My parents didn’t volunteer in my school when I was a child. My friends’ parents didn’t either. Sure, a few moms helped out in the library or sewed costumes for the annual school musical, but they were considered exemplary, not the norm.
Eleanor is starting kindergarten next week, and at her school, it is assumed that each parent will volunteer. Most parents do, many of them once a week. I hear from my friends who already have children there that the volunteer positions fill up almost immediately. Sign up early or risk getting the job that nobody wants. Maybe that’s lunchroom duty on the day after Halloween.
We got a tour of Eleanor’s school last week, and the principal requested that we give the children a few weeks to adjust before we start dropping by to eat lunch with them. This never happened when I was a child. That’s not to say that one way is right and the other wrong, just that school has changed a lot since I was young. I do think that this assumption that every parent wants to — and can — be at school at any time is a problem.
I read an essay a few years ago by a mom who lived in a wealthy suburb and didn’t volunteer at her children’s school. Instead, she drove across town to a school that educated kids from low-income families and volunteered there. After reading it, I thought: That’s what I want to do.
This raises a question: What is the purpose of the volunteering? Am I doing this to show Eleanor that I’m involved in her education, or am I hoping to make some lasting difference in the life of a child?
Most of the children at Eleanor’s school come from two-parent families, and many have a stay-at-home parent. They are read to every day. They live in safe neighborhoods. They have nutritious food to eat. While there are students who struggle, as at every school, I am under no illusion that my volunteering would save these children from a life on the streets. Much of the volunteer work goes to planning events and fundraisers and ensuring that the only job the teachers have is teaching the students.
I will mention that I learned while reading “The Smartest Kids in the World” that parental volunteering does not correlate to children doing better academically. Children do perform better in school when they have parents who show an interest in their education and set high standards. Obviously a school is better off having parents more involved than less. But it blows up that notion that Eleanor needs to see me at school to do well.

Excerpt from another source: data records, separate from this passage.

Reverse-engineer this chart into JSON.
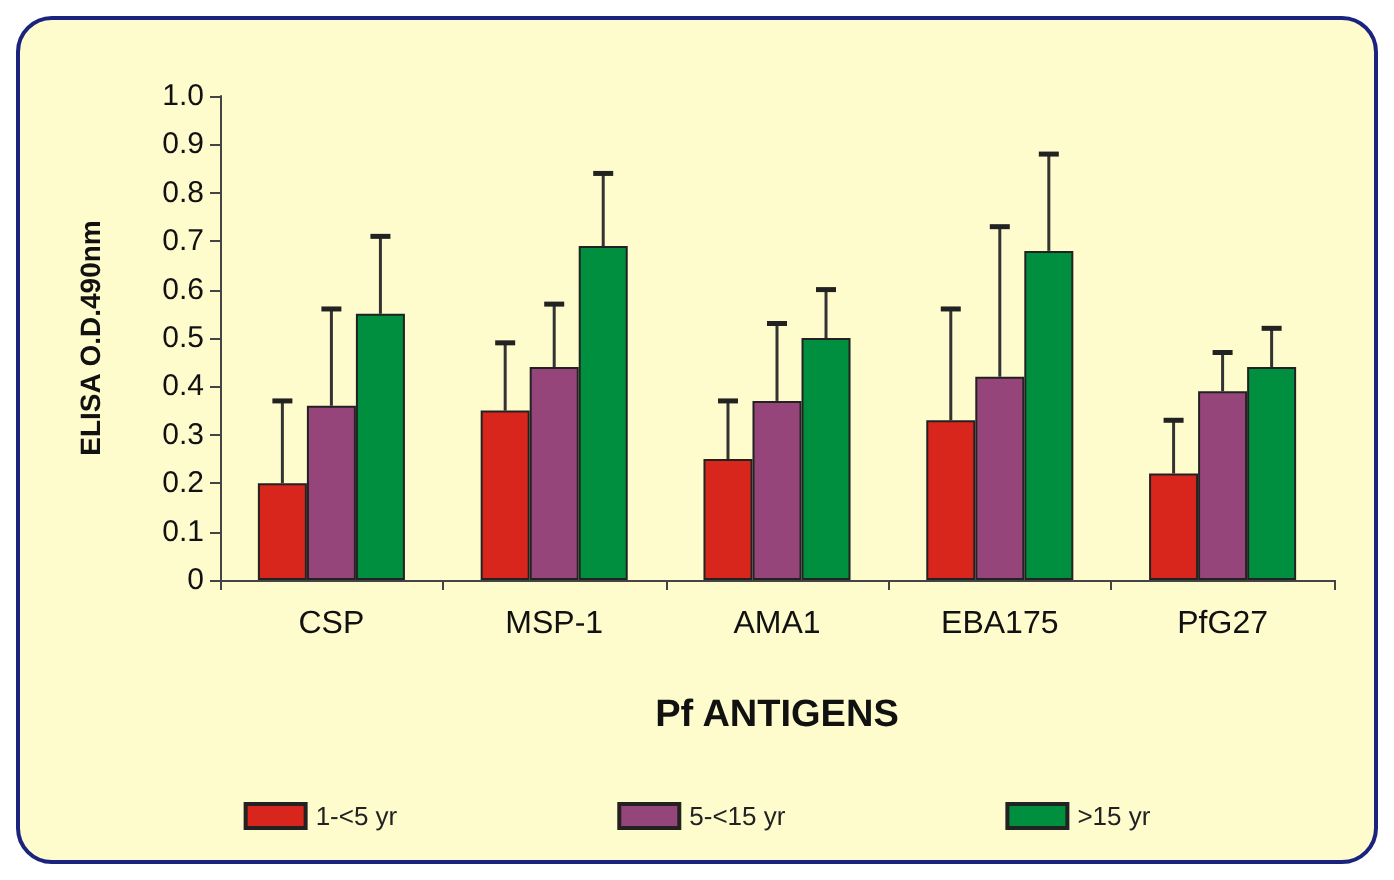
{
  "chart_data": {
    "type": "bar",
    "xlabel": "Pf ANTIGENS",
    "ylabel": "ELISA O.D.490nm",
    "categories": [
      "CSP",
      "MSP-1",
      "AMA1",
      "EBA175",
      "PfG27"
    ],
    "series": [
      {
        "name": "1-<5 yr",
        "color": "#d9261c",
        "values": [
          0.2,
          0.35,
          0.25,
          0.33,
          0.22
        ],
        "errors": [
          [
            0.2,
            0.37
          ],
          [
            0.35,
            0.49
          ],
          [
            0.25,
            0.37
          ],
          [
            0.33,
            0.56
          ],
          [
            0.22,
            0.33
          ]
        ]
      },
      {
        "name": "5-<15 yr",
        "color": "#96457a",
        "values": [
          0.36,
          0.44,
          0.37,
          0.42,
          0.39
        ],
        "errors": [
          [
            0.36,
            0.56
          ],
          [
            0.44,
            0.57
          ],
          [
            0.37,
            0.53
          ],
          [
            0.42,
            0.73
          ],
          [
            0.39,
            0.47
          ]
        ]
      },
      {
        "name": ">15 yr",
        "color": "#008f3e",
        "values": [
          0.55,
          0.69,
          0.5,
          0.68,
          0.44
        ],
        "errors": [
          [
            0.55,
            0.71
          ],
          [
            0.69,
            0.84
          ],
          [
            0.5,
            0.6
          ],
          [
            0.68,
            0.88
          ],
          [
            0.44,
            0.52
          ]
        ]
      }
    ],
    "ylim": [
      0,
      1
    ],
    "yticks": [
      0,
      0.1,
      0.2,
      0.3,
      0.4,
      0.5,
      0.6,
      0.7,
      0.8,
      0.9,
      {
        "value": 1,
        "label": "1.0"
      }
    ],
    "grid": false,
    "legend": "bottom"
  }
}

Still, I feel the pressure to conform. And I’ve had a handful of parents tell me that I need to volunteer if I want to keep up with the teachers, the administrators, the politics. Not sure whether I do.
And what of the children at those schools in another part of town? My volunteering there could make the difference between a kid ending up on the streets or in college. At my former job, we used to adopt an elementary school at Christmas and buy gifts from lists that the children made. One of the boys I bought for had asked for a pack of crayons and construction paper. I went to buy the crayons. It was $1.19 for a pack of 24. I started to cry in the middle of Target.
We read to Eleanor every day, work on math, do science experiments, visit museums. I’m pretty sure that Eleanor knows we value education. Maybe it’s more important that I show her we value kindness.